Jackie Lynnという名前に馴染みながないのであれば、彼女がすでにスターであると思いこんでしまっても仕方がない。彼女の最新作『Jacqueline』で見せてくれる、彼女の自信たっぷりでこの世のすべてを見てきたかのようなトーチ・シンガーとしての振る舞いは、彼女が歌で語る愛と衰退の物語を実際に生き抜いてきた、消耗した歴戦の戦士のような印象を与える。しかしJackie Lynnというのはスターでもなければ、実在する人物ですらない。彼女はアーティスト・Haley Fohr(Circuit Des Yeuxとしても知られる)が作り出したオルター・エゴであり、元々はソロ・プロジェクトだった(2016年のEP『Jackie Lynn』を参照のこと)だったが、Cooper Crain、Rob Fyre、Dan Quinlivan(またの名をBitchin' Bajas)からなるバック・バンドを引っさげて再び形を与えられたものである。

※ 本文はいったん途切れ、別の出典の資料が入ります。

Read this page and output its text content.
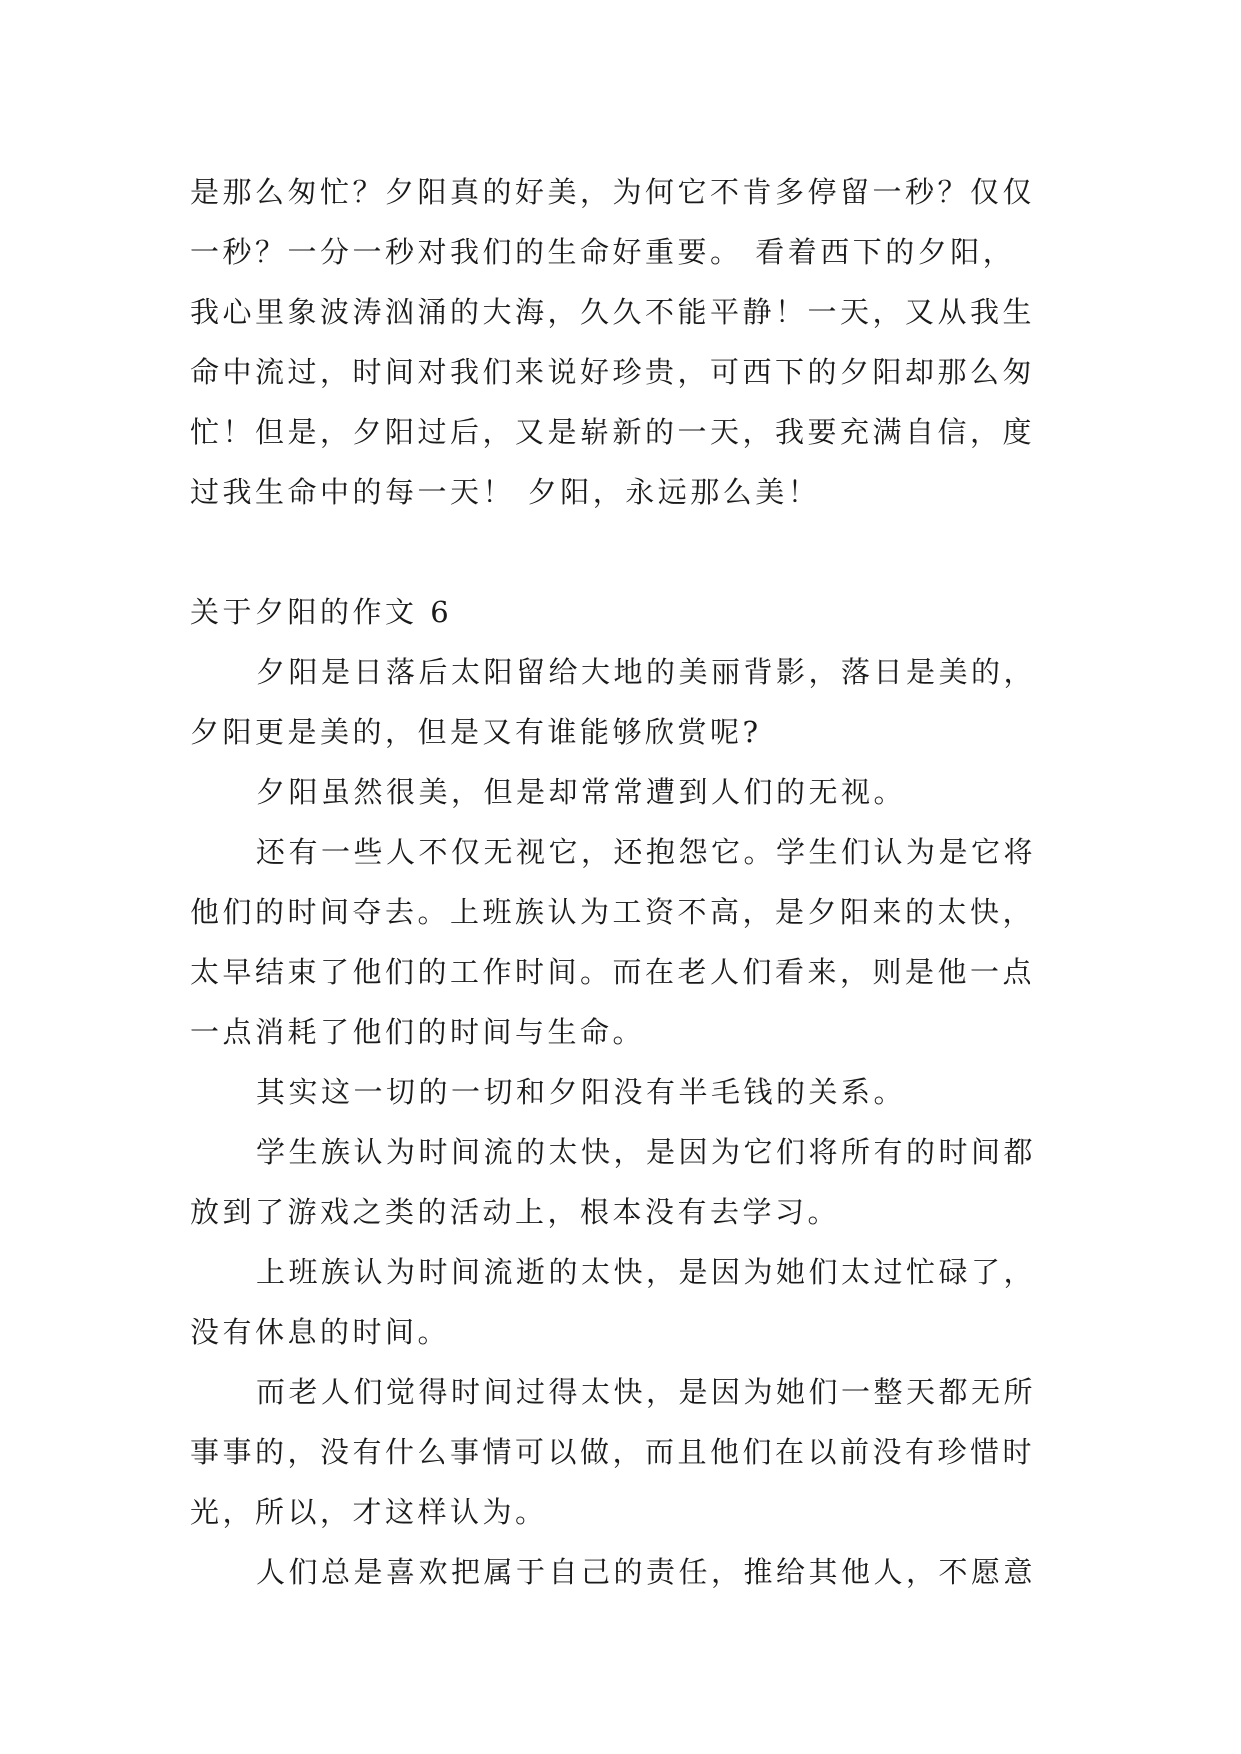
是那么匆忙？夕阳真的好美，为何它不肯多停留一秒？仅仅
一秒？一分一秒对我们的生命好重要。 看着西下的夕阳，
我心里象波涛汹涌的大海，久久不能平静！一天，又从我生
命中流过，时间对我们来说好珍贵，可西下的夕阳却那么匆
忙！但是，夕阳过后，又是崭新的一天，我要充满自信，度
过我生命中的每一天！ 夕阳，永远那么美！
关于夕阳的作文 6
夕阳是日落后太阳留给大地的美丽背影，落日是美的，
夕阳更是美的，但是又有谁能够欣赏呢?
夕阳虽然很美，但是却常常遭到人们的无视。
还有一些人不仅无视它，还抱怨它。学生们认为是它将
他们的时间夺去。上班族认为工资不高，是夕阳来的太快，
太早结束了他们的工作时间。而在老人们看来，则是他一点
一点消耗了他们的时间与生命。
其实这一切的一切和夕阳没有半毛钱的关系。
学生族认为时间流的太快，是因为它们将所有的时间都
放到了游戏之类的活动上，根本没有去学习。
上班族认为时间流逝的太快，是因为她们太过忙碌了，
没有休息的时间。
而老人们觉得时间过得太快，是因为她们一整天都无所
事事的，没有什么事情可以做，而且他们在以前没有珍惜时
光，所以，才这样认为。
人们总是喜欢把属于自己的责任，推给其他人，不愿意
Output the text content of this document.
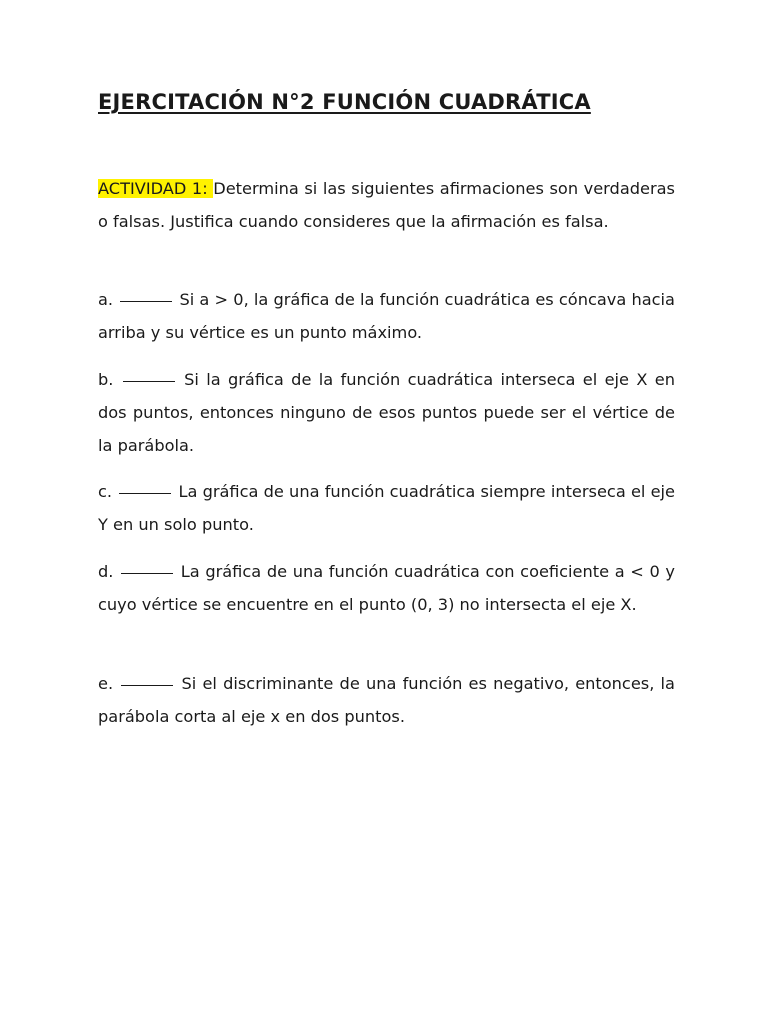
EJERCITACIÓN N°2 FUNCIÓN CUADRÁTICA

ACTIVIDAD 1: Determina si las siguientes afirmaciones son verdaderas o falsas. Justifica cuando consideres que la afirmación es falsa.

a.	Si a > 0, la gráfica de la función cuadrática es cóncava hacia arriba y su vértice es un punto máximo.

b.	Si la gráfica de la función cuadrática interseca el eje X en dos puntos, entonces ninguno de esos puntos puede ser el vértice de la parábola.

c.	La gráfica de una función cuadrática siempre interseca el eje Y en un solo punto.

d.	La gráfica de una función cuadrática con coeficiente a < 0 y cuyo vértice se encuentre en el punto (0, 3) no intersecta el eje X.

e.	Si el discriminante de una función es negativo, entonces, la parábola corta al eje x en dos puntos.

演奏者のキャストが拡大した結果、『Jacqueline』はFohrがEP『Jackie Lynn』で探求していたテーマを単に延長したものではなく、コンセプト面でも音響面でもそれを増幅させたものとなっている。ギミックが効いたストーリーライン(女性の長距離トラックドライバー、大衆酒場を訪れること、人生を生きること、など)はさておき、『Jacqueline』で最も特筆すべきはその音楽的深度である。ここでは異種のサウンドが無理なく、それでいて細かく配置されている。ギラギラ光るようなディスコの薄皮をすくい上げていても、ドリーミーなストリグスの上を漂っていても、鼻にかかるようなメランコリーの中を泳いでいても、もしくは予期しない音調のモダリティに足を突っ込んでいても、だ。ときにこれらは全て一つの楽曲の中で繰り広げられる(“Little Black Dress”)。『Jacqueline』にはパーティーにピッタリのわかりやすいシンセ・スイング・チューンもたくさんあるが(ファンキーな“Diamond Glue”やグラム風の“Sugar Water”を試してみると良い)、楽曲に注入されている多くのアレンジのレイヤーを感じるとるためにはヘッドフォンでの聴取が必須となるような、耳の保養となるような「ステレオ録音」の魔術も十分に収録されている。Fohrの王者のようなヴォーカルは相変わらず光り輝いているが、彼女が詩的で想像力を動員した歌詞を発音すると、スポットライトを一身に浴びて大げさな演技をするカントリー風のセリーヌ・ディオンのように彼女はJackie Lynnの人生の旅路を、ライオンのよな輝きを持つ落ち着いた気品をもって導いてくれる。Pentangle風の“Traveler's Code of Conduct”で彼女は「月が私の生命維持装置」と朗読する。彼女の声は感情で溢れそうになり、ミックスとまさしく溶け合うようだ。あまりにも多くの影響源がこの『Jacqueline』には渦巻いていて、このアルバムを特徴づける何かを厳密に決め打ちするのは難しい。ポップ?アメリカーナ?ネオ・フォーク?シンセウェイヴ?ある意味ではこれら全てであるし、そして我々が生きるメタ・ポスト・モダンの時代に完璧に調和したアメリカ音楽の表現なのである。